Raghuram Rajan, University of Chicago

"The argument offered when these banks were nationalized was that they weren’t offering credit to the needy sectors of society: the poor, the small and medium-sized enterprises, and so on," the former chief economist at the IMF and now professor of finance at the University of Chicago says. "But because of bureaucratization and their very large size, it is very hard for these banks to make the kind of loans that the very poor need. If, for example, a man in a village needs money for medicine for a sick child, he won’t get the money from a state-owned bank. He would need proof, some collateral, something to pledge, none of which he will be able to get fast enough. So what does he do? He goes to the moneylender." Government banks, government problems

State Bank of India is basically a branch of India’s notoriously sprawling civil service, a bit like the railways. Can anything be done to make State Bank and other Indian government banks more nimble?

Rajan puts forward a number of ideas in his report. He suggests experimental privatization of small underperforming banks. He also suggests that the government should own the banks through holding companies to free them from the added oversight (for example on pay and from the Central Vigilance Commission) that comes with being a public body.

These suggestions, according to Duvvuri Subbarao, the government’s finance secretary, were made bearing in mind the political difficulties of divestment. Indeed, far from a green light having been given to privatization, even minor financial reforms by the present government have been stalled by the support the Congress Party’s coalition received from the Left Front to help build a majority. The Left Front withdrew its support for the coalition this summer because of its aversion to an India-US nuclear energy deal.

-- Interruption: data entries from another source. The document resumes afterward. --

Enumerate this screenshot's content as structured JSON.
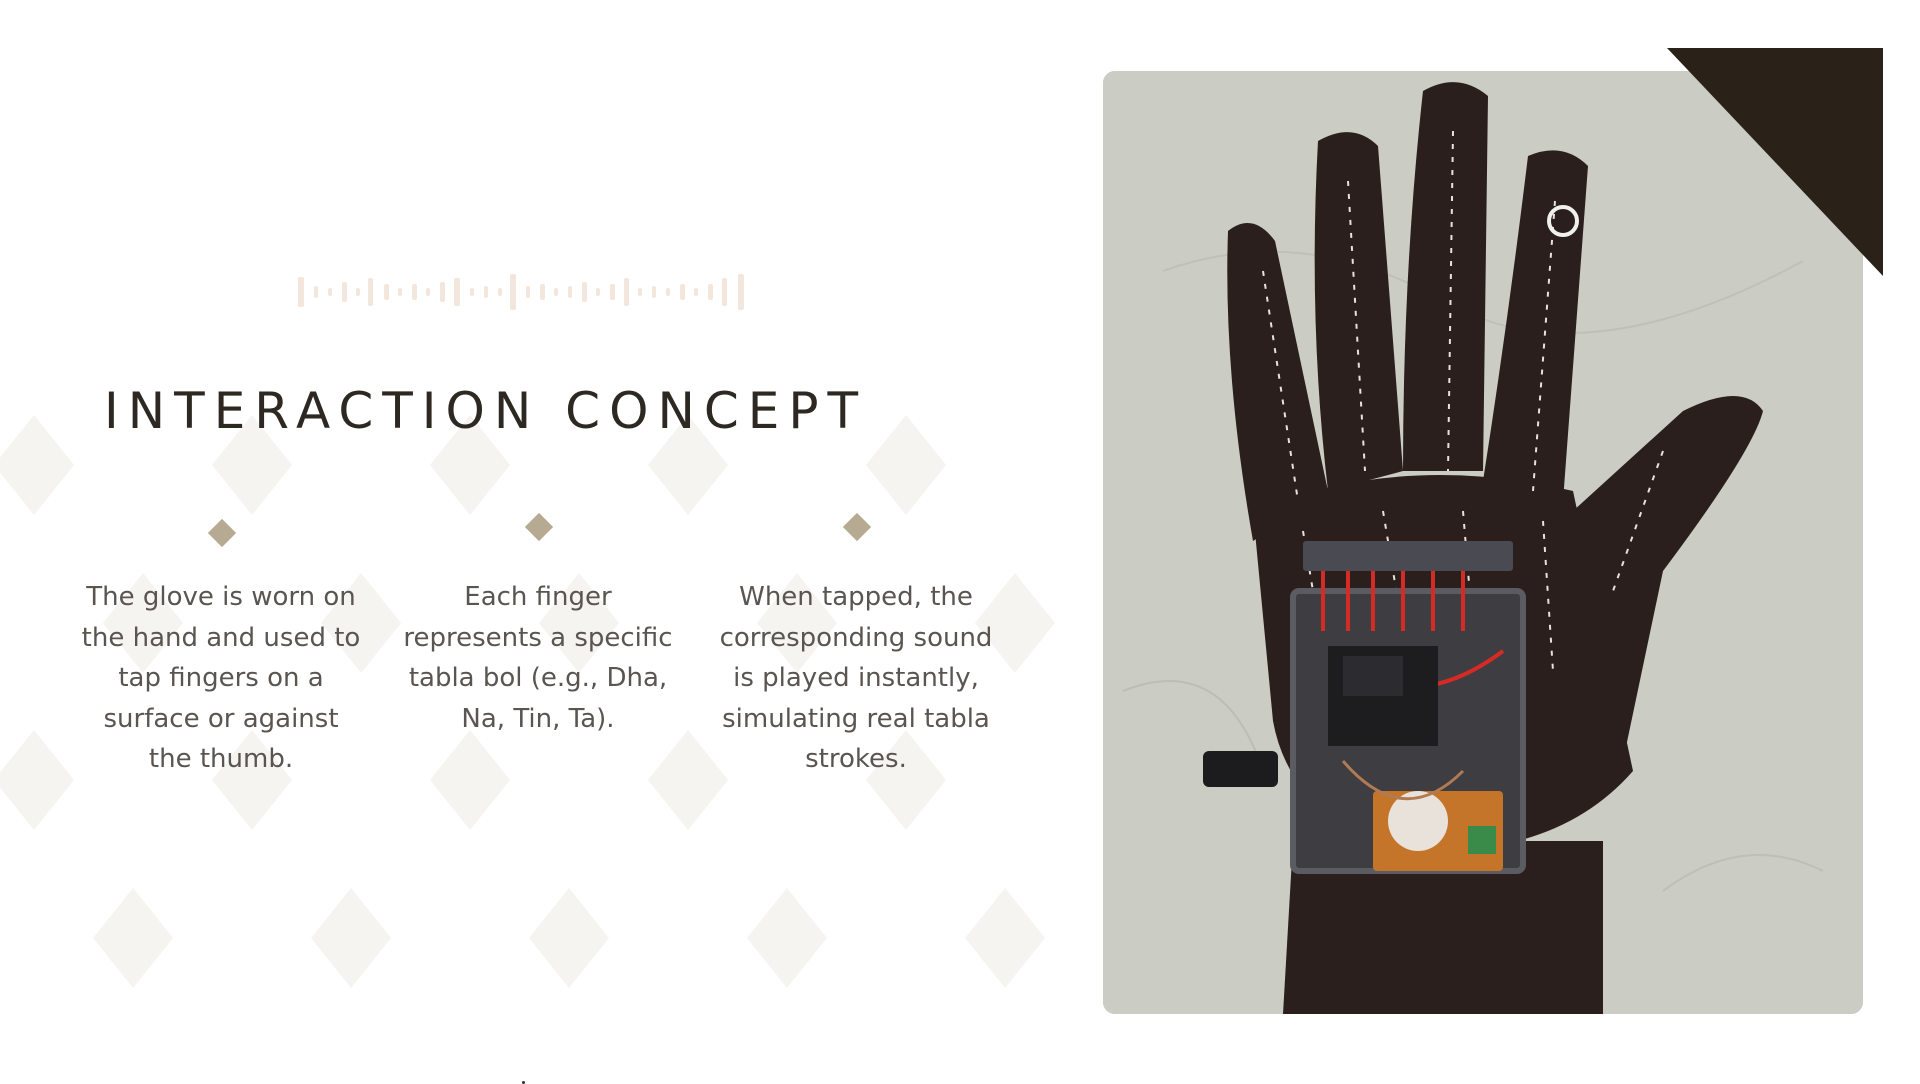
{
  "slide": {
    "title": "INTERACTION CONCEPT",
    "points": [
      "The glove is worn on the hand and used to tap fingers on a surface or against the thumb.",
      "Each finger represents a specific tabla bol (e.g., Dha, Na, Tin, Ta).",
      "When tapped, the corresponding sound is played instantly, simulating real tabla strokes."
    ]
  },
  "colors": {
    "title": "#2d2822",
    "body_text": "#5a5550",
    "bullet_diamond": "#b6aa93",
    "corner_accent": "#2a2218",
    "wave_accent": "#f3e6dc",
    "background_diamonds": "#f6f4f1"
  },
  "icons": {
    "bullet": "diamond-bullet-icon",
    "header_decoration": "soundwave-icon"
  }
}
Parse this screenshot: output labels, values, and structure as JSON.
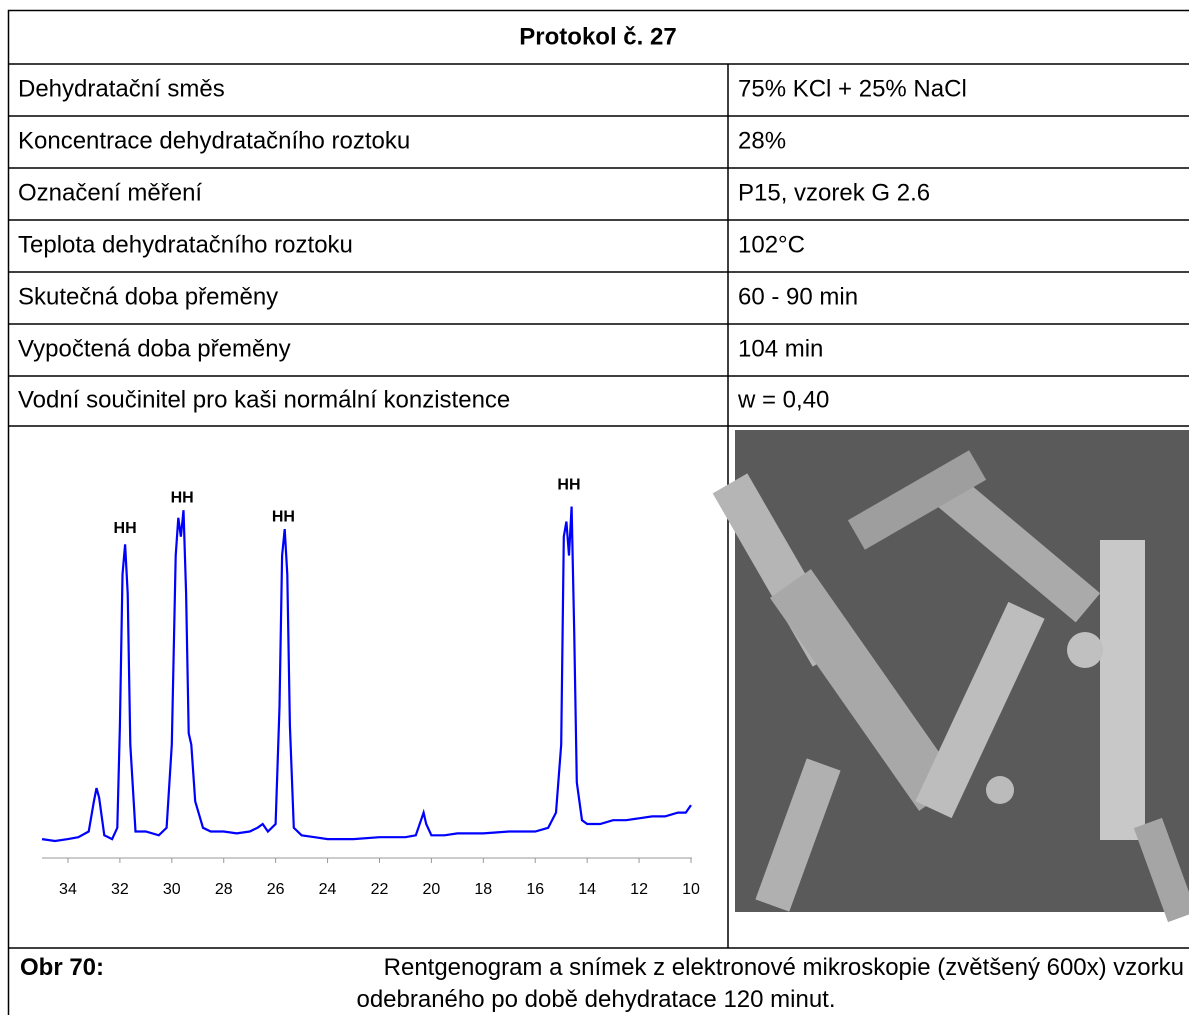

But the six months or so before the next election will probably not be enough to make any of the changes the public banks might need. Reform would need to be made through a new parliament, where the Left Front might also wield power. Even if the Left Front loses a lot of seats, it is far from certain that the main parties will make changes in ownership.

Leeladhar says the central bank has not yet looked into facilitating a carbon trading-style market in fulfilled priority sector obligations, something Rajan suggests would enable individual banks to focus on what they do best. When asked about another of the report’s proposals, Leeladhar says: "The report may say anything."

But is this, I ask him, the danger: that this report, like others before it, simply gets ignored?

"It is not fair to say that reports are being produced and nothing is happening. The Narasimham Committee reports changed the face of banking in India," he says.

It was indeed in part thanks to the Narasimham Committee that new private banks such as ICICI were allowed in the mid-1990s, subsequently becoming big players. But Leeladhar does not mention that the Narasimham Committee, more than a decade ago, also suggested that the government reduce ownership in public banks below 50% (while maintaining its control). Public banks today still contend with a 51% minimum government ownership. State Bank has to be 55% publicly owned.

In that respect, India’s public banks are in much the same position as they were three decades ago.